The consumer update reported that many products that claim to help people lose weight contain hidden and dangerous prescription drug ingredients such as sibutramine. Sibutramine was in Meridia, a formerly FDA-approved drug that was removed from the market in October 2010 because clinical data indicated it posed an increased risk of heart problems and strokes.
An ingredient contained in an FDA-approved drug product is not always safe in the dosages or amounts used in these nonprescription products, according to Coody. Scammers seek out ethnic populations who are overweight or have serious conditions such as cancer, HIV/AIDS, diabetes or heart disease. They target consumers looking for easy, and sometimes less expensive, solutions to difficult problems. Using these products could mean delayed treatment for serious diseases.

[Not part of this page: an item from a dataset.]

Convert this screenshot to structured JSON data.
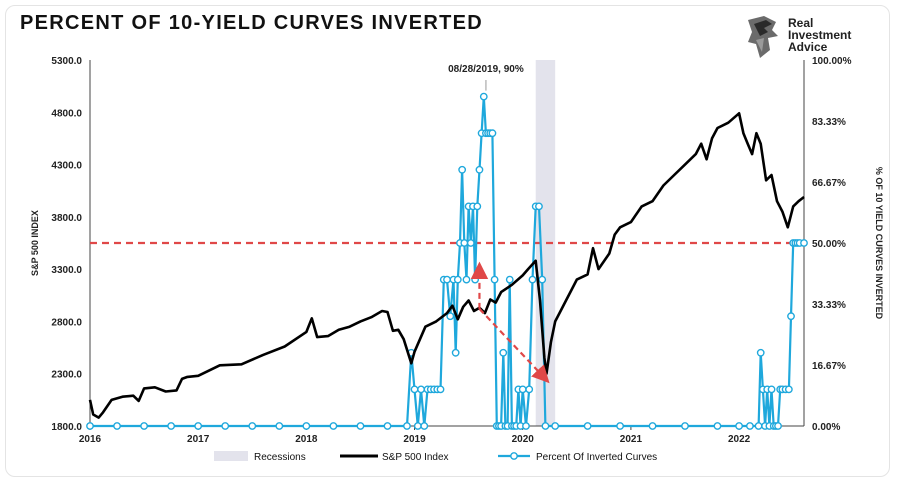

Others illegally sell imported antibiotics without a prescription and with no physician oversight. According to Coody, this can easily lead to misuse and overuse, a key factor contributing to antibiotic resistance, meaning they might not be as effective in stopping infections when they’re truly needed. And some products marketed as dietary supplements resemble antibiotic products marketed in foreign countries — but actually don’t contain any antibiotics.
“It’s not surprising that people are more comfortable with familiar products that claim to come from their home country or are labeled and marketed in the consumer’s native language, whether they buy them at a U.S. market or get them from friends and family who have brought them from home,” Nunez said in the report.
The law does not require companies who make dietary supplements to get FDA approval before marketing their products, according to the report.